Build from Sources¶
To build PaddlePaddle, you need
1. A computer – Linux, Windows, MacOS. 1. Docker.
Nothing else. Not even Python and GCC, because you can install all build tools into a Docker image. We run all the tools by running this image.
How To Build¶
You need to use Docker to build PaddlePaddle to avoid installing dependencies by yourself. We have several pre-built Docker images here , Or you can build your own image from source as the optional step below:
# 1. clone the source code git clone https://github.com/PaddlePaddle/Paddle.git cd Paddle # 2. Optional: build development docker image from source docker build -t paddle:dev . # 3. Run the following command to build a CPU-Only binaries docker run -it -v $PWD:/paddle -e "WITH_GPU=OFF" -e "WITH_TESTING=OFF" paddlepaddle/paddle_manylinux_devel:cuda8.0_cudnn5 bash -x /paddle/paddle/scripts/docker/build.sh # 4. Or, use your built Docker image to build PaddlePaddle (must run step 2) docker run -it -v $PWD:/paddle -e "WITH_GPU=OFF" -e "WITH_TESTING=OFF" paddle:dev
NOTE: The above command try to mount the current working directory (root directory of source code)
/paddle directory inside docker container. If you are using your own image
(Step 4) it will run default entry-point
build.sh , so you could omit the last
command in step 3.
When the compile finishes, you can get the output whl package under build/python/dist, then you can choose to install the whl on local machine or copy it to the target machine.
pip install build/python/dist/*.whl
If the machine has installed PaddlePaddle before, there are two methods:
1. uninstall and reinstall pip uninstall paddlepaddle pip install build/python/dist/*.whl 2. upgrade directly pip install build/python/dist/*.whl -U
If you wish to run the tests, you may follow the below steps:
When using Docker, set
WITH_TESTING=ON will run test immediately after the build.

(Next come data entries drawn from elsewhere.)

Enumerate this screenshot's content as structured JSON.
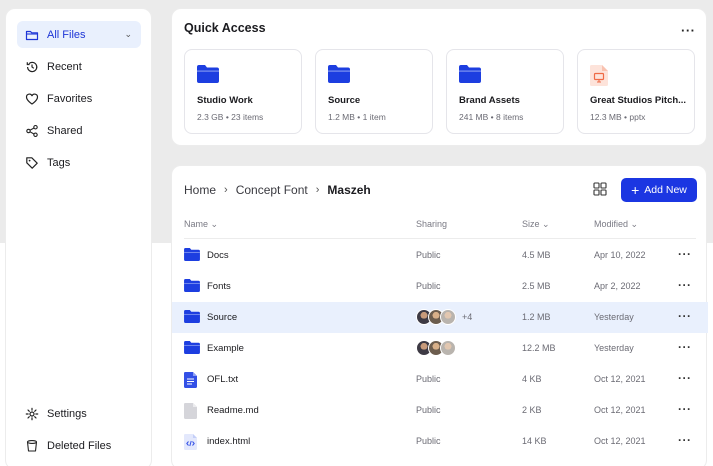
{
  "sidebar": {
    "items": [
      {
        "label": "All Files",
        "icon": "folder-icon",
        "active": true
      },
      {
        "label": "Recent",
        "icon": "history-icon"
      },
      {
        "label": "Favorites",
        "icon": "heart-icon"
      },
      {
        "label": "Shared",
        "icon": "share-icon"
      },
      {
        "label": "Tags",
        "icon": "tag-icon"
      }
    ],
    "bottom_items": [
      {
        "label": "Settings",
        "icon": "gear-icon"
      },
      {
        "label": "Deleted Files",
        "icon": "trash-icon"
      }
    ]
  },
  "quick_access": {
    "title": "Quick Access",
    "cards": [
      {
        "name": "Studio Work",
        "size": "2.3 GB",
        "detail": "23 items",
        "icon": "folder-icon"
      },
      {
        "name": "Source",
        "size": "1.2 MB",
        "detail": "1 item",
        "icon": "folder-icon"
      },
      {
        "name": "Brand Assets",
        "size": "241 MB",
        "detail": "8 items",
        "icon": "folder-icon"
      },
      {
        "name": "Great Studios Pitch...",
        "size": "12.3 MB",
        "detail": "pptx",
        "icon": "presentation-file-icon"
      }
    ]
  },
  "breadcrumb": {
    "items": [
      "Home",
      "Concept Font"
    ],
    "current": "Maszeh"
  },
  "toolbar": {
    "new_label": "Add New"
  },
  "table": {
    "headers": {
      "name": "Name",
      "sharing": "Sharing",
      "size": "Size",
      "modified": "Modified"
    },
    "rows": [
      {
        "name": "Docs",
        "type": "folder",
        "sharing": "Public",
        "size": "4.5 MB",
        "modified": "Apr 10, 2022"
      },
      {
        "name": "Fonts",
        "type": "folder",
        "sharing": "Public",
        "size": "2.5 MB",
        "modified": "Apr 2, 2022"
      },
      {
        "name": "Source",
        "type": "folder",
        "sharing_avatars": 3,
        "sharing_extra": "+4",
        "size": "1.2 MB",
        "modified": "Yesterday",
        "selected": true
      },
      {
        "name": "Example",
        "type": "folder",
        "sharing_avatars": 3,
        "size": "12.2 MB",
        "modified": "Yesterday"
      },
      {
        "name": "OFL.txt",
        "type": "text",
        "sharing": "Public",
        "size": "4 KB",
        "modified": "Oct 12, 2021"
      },
      {
        "name": "Readme.md",
        "type": "markdown",
        "sharing": "Public",
        "size": "2 KB",
        "modified": "Oct 12, 2021"
      },
      {
        "name": "index.html",
        "type": "code",
        "sharing": "Public",
        "size": "14 KB",
        "modified": "Oct 12, 2021"
      }
    ]
  },
  "colors": {
    "accent": "#1b36e2",
    "active_bg": "#e9f0fd",
    "folder": "#1d3ee0"
  }
}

WITH_GPU=ON Can also run tests on GPU.
docker run -it -v $PWD:/paddle -e "WITH_GPU=OFF" -e "WITH_TESTING=ON" -e "RUN_TEST=ON" paddlepaddle/paddle_manylinux_devel:cuda8.0_cudnn5 bash -x paddle/paddle/scripts/docker/build.sh
If you wish to run only one unit test, like
docker run -it -v $PWD:/paddle -e "WITH_GPU=OFF" -e "WITH_TESTING=ON" -e "RUN_TEST=OFF" paddlepaddle/paddle_manylinux_devel:cuda8.0_cudnn5 /bin/bash bash /paddle/paddle/scripts/docker/build.sh cd /paddle/build ctest -R test_sum_op -V
Frequently Asked Questions¶
What is Docker?
If you haven’t heard of it, consider it something like Python’s virtualenv.
Docker or virtual machine?
Some people compare Docker with VMs, but Docker doesn’t virtualize any hardware nor running a guest OS, which means there is no compromise on the performance.
Using a Docker image of build tools standardizes the building environment, which makes it easier for others to reproduce your problems and to help.
Also, some build tools don’t run on Windows or Mac or BSD, but Docker runs almost everywhere, so developers can use whatever computer they want.
Can I choose not to use Docker?
Sure, you don’t have to install build tools into a Docker image; instead, you can install them on your local computer. This document exists because Docker would make the development way easier.
How difficult is it to learn Docker?
It takes you ten minutes to read [an introductory article](https://docs.docker.com/get-started) and saves you more than one hour to install all required build tools, configure them, especially when new versions of PaddlePaddle require some new tools. Not even to mention the time saved when other people trying to reproduce the issue you have.
Can I use my favorite IDE?
Yes, of course. The source code resides on your local computer, and you can edit it using whatever editor you like.
Many PaddlePaddle developers are using Emacs. They add the following few lines into their ~/.emacs configure file:
“docker run –rm -it -v $(git rev-parse –show-toplevel):/paddle paddle:dev”)
so they could type Ctrl-C and c to build PaddlePaddle from source.
Does Docker do parallel building?
Our building Docker image runs a [Bash script](https://github.com/PaddlePaddle/Paddle/blob/develop/paddle/scripts/docker/build.sh), which calls make -j$(nproc) to starts as many processes as the number of your CPU cores.
Docker requires sudo
An owner of a computer has the administrative privilege, a.k.a., sudo, and Docker requires this privilege to work properly. If you use a shared computer for development, please ask the administrator to install and configure Docker. We will do our best to support rkt, another container technology that doesn’t require sudo.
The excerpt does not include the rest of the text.